While it’s not impossible to have Assembly code that correctly provides all of the above, we do not wish to maintain such Assembly sources in llvm-libc.

That said, there are a few functions provided by llvm-libc that are impossible to reliably implement in C++ for all compilers supported for building llvm-libc.

We do use inline or out-of-line Assembly in an intentionally minimal set of places; typically places where the stack or individual register state must be manipulated very carefully for correctness, or instances where a specific instruction sequence does not have a corresponding compiler builtin function today.

Contributions adding functions implemented purely in Assembly for performance are not welcome.

Contributors should strive to stick with C++ for as long as it remains reasonable to do so. Ideally, bugs should be filed against compiler vendors, and links to those bug reports should appear in commit messages or comments that seek to add Assembly to llvm-libc.

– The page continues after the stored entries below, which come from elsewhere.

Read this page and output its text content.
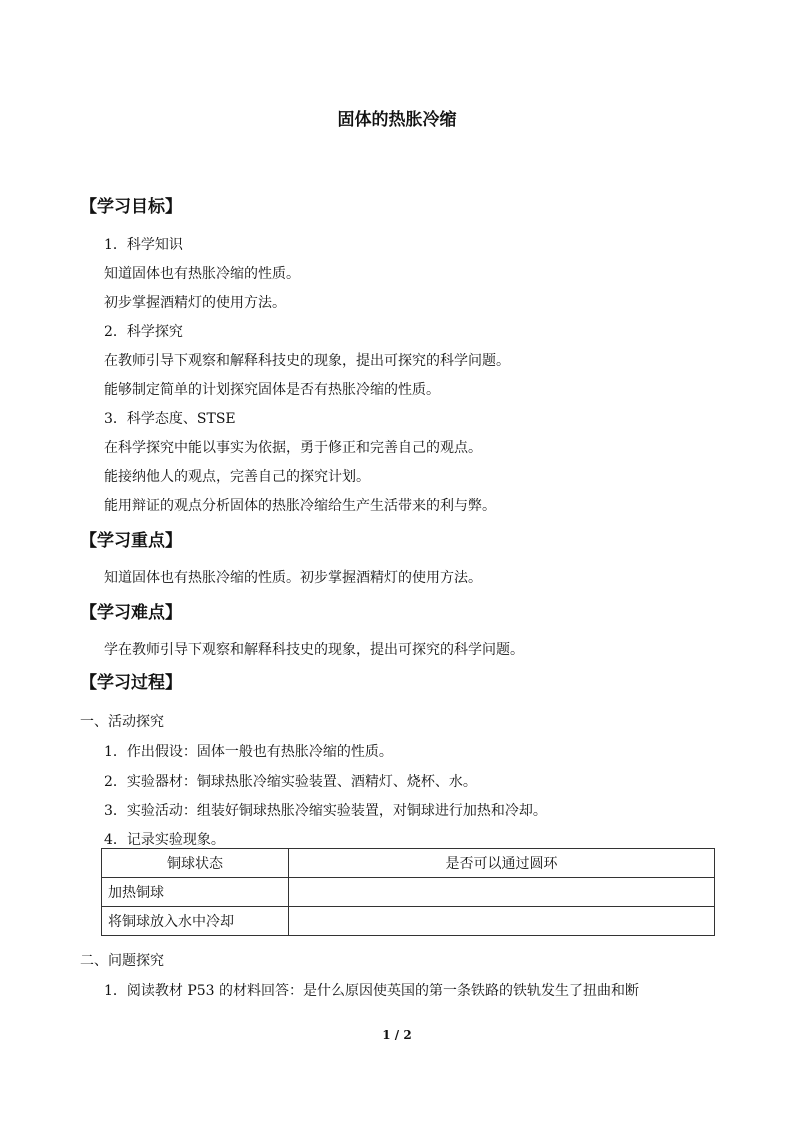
固体的热胀冷缩
【学习目标】
1．科学知识
知道固体也有热胀冷缩的性质。
初步掌握酒精灯的使用方法。
2．科学探究
在教师引导下观察和解释科技史的现象，提出可探究的科学问题。
能够制定简单的计划探究固体是否有热胀冷缩的性质。
3．科学态度、STSE
在科学探究中能以事实为依据，勇于修正和完善自己的观点。
能接纳他人的观点，完善自己的探究计划。
能用辩证的观点分析固体的热胀冷缩给生产生活带来的利与弊。
【学习重点】
知道固体也有热胀冷缩的性质。初步掌握酒精灯的使用方法。
【学习难点】
学在教师引导下观察和解释科技史的现象，提出可探究的科学问题。
【学习过程】
一、活动探究
1．作出假设：固体一般也有热胀冷缩的性质。
2．实验器材：铜球热胀冷缩实验装置、酒精灯、烧杯、水。
3．实验活动：组装好铜球热胀冷缩实验装置，对铜球进行加热和冷却。
4．记录实验现象。
铜球状态	是否可以通过圆环
加热铜球	
将铜球放入水中冷却	
二、问题探究
1．阅读教材 P53 的材料回答：是什么原因使英国的第一条铁路的铁轨发生了扭曲和断
1 / 2
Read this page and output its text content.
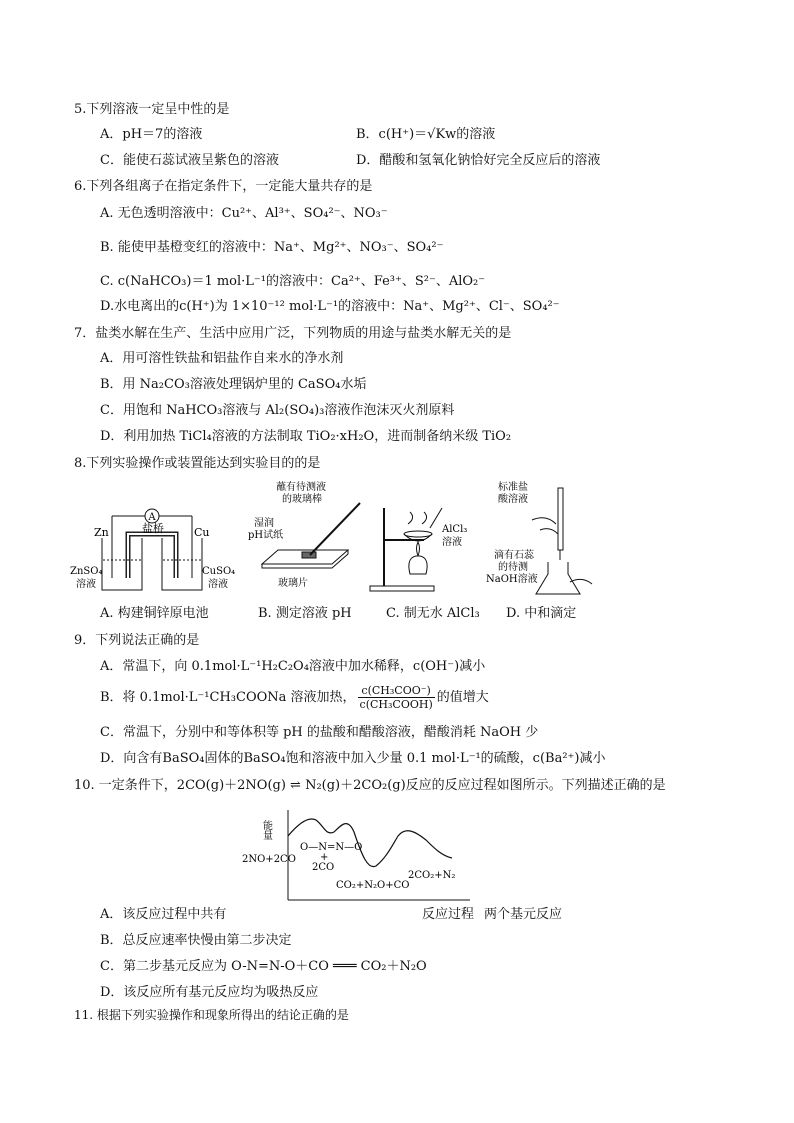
5.下列溶液一定呈中性的是
A．pH＝7的溶液	B．c(H⁺)＝√Kw的溶液
C．能使石蕊试液呈紫色的溶液	D．醋酸和氢氧化钠恰好完全反应后的溶液
6.下列各组离子在指定条件下，一定能大量共存的是
A. 无色透明溶液中：Cu²⁺、Al³⁺、SO₄²⁻、NO₃⁻
B. 能使甲基橙变红的溶液中：Na⁺、Mg²⁺、NO₃⁻、SO₄²⁻
C. c(NaHCO₃)＝1 mol·L⁻¹的溶液中：Ca²⁺、Fe³⁺、S²⁻、AlO₂⁻
D.水电离出的c(H⁺)为 1×10⁻¹² mol·L⁻¹的溶液中：Na⁺、Mg²⁺、Cl⁻、SO₄²⁻
7．盐类水解在生产、生活中应用广泛，下列物质的用途与盐类水解无关的是
A．用可溶性铁盐和铝盐作自来水的净水剂
B．用 Na₂CO₃溶液处理锅炉里的 CaSO₄水垢
C．用饱和 NaHCO₃溶液与 Al₂(SO₄)₃溶液作泡沫灭火剂原料
D．利用加热 TiCl₄溶液的方法制取 TiO₂·xH₂O，进而制备纳米级 TiO₂
8.下列实验操作或装置能达到实验目的的是
A
Zn	Cu
盐桥
ZnSO₄
溶液
CuSO₄
溶液
蘸有待测液
的玻璃棒
湿润
pH试纸
玻璃片
AlCl₃
溶液
标准盐
酸溶液
滴有石蕊
的待测
NaOH溶液
A. 构建铜锌原电池	B. 测定溶液 pH	C. 制无水 AlCl₃ D. 中和滴定
9．下列说法正确的是
A．常温下，向 0.1mol·L⁻¹H₂C₂O₄溶液中加水稀释，c(OH⁻)减小
B．将 0.1mol·L⁻¹CH₃COONa 溶液加热， $\frac{\text{c(CH₃COO⁻)}}{\text{c(CH₃COOH)}}$ 的值增大
C．常温下，分别中和等体积等 pH 的盐酸和醋酸溶液，醋酸消耗 NaOH 少
D．向含有BaSO₄固体的BaSO₄饱和溶液中加入少量 0.1 mol·L⁻¹的硫酸，c(Ba²⁺)减小
10. 一定条件下，2CO(g)＋2NO(g) ⇌ N₂(g)＋2CO₂(g)反应的反应过程如图所示。下列描述正确的是
能量
2NO+2CO
O—N=N—O
+
2CO
CO₂+N₂O+CO
2CO₂+N₂
A．该反应过程中共有	反应过程 两个基元反应
B．总反应速率快慢由第二步决定
C．第二步基元反应为 O-N=N-O＋CO ═══ CO₂＋N₂O
D．该反应所有基元反应均为吸热反应
11. 根据下列实验操作和现象所得出的结论正确的是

Patches containing any amount of Assembly ideally should be approved by 2 maintainers. llvm-libc maintainers reserve the right to reject Assembly contributions that they feel could be better maintained if rewritten in C++, and to revisit this policy in the future.

LIBC_NAMESPACE_DECL

llvm-libc provides a macro LIBC_NAMESPACE which contains internal implementations of libc functions and globals. This macro should only be used as an identifier for accessing such symbols within the namespace (like LIBC_NAMESPACE::cpp::max). Any usage of this namespace for declaring or defining internal symbols should instead use LIBC_NAMESPACE_DECL which declares LIBC_NAMESPACE with hidden visibility.

Example usage:

#include "src/__support/macros/config.h"  // The macro is defined here.

namespace LIBC_NAMESPACE_DECL {

void new_function() {
  ...
}

}  // LIBC_NAMESPACE_DECL

Having hidden visibility on the namespace ensures extern declarations in a given TU have known visibility and never generate GOT indirextions. The attribute guarantees this independently of global compile options and build systems.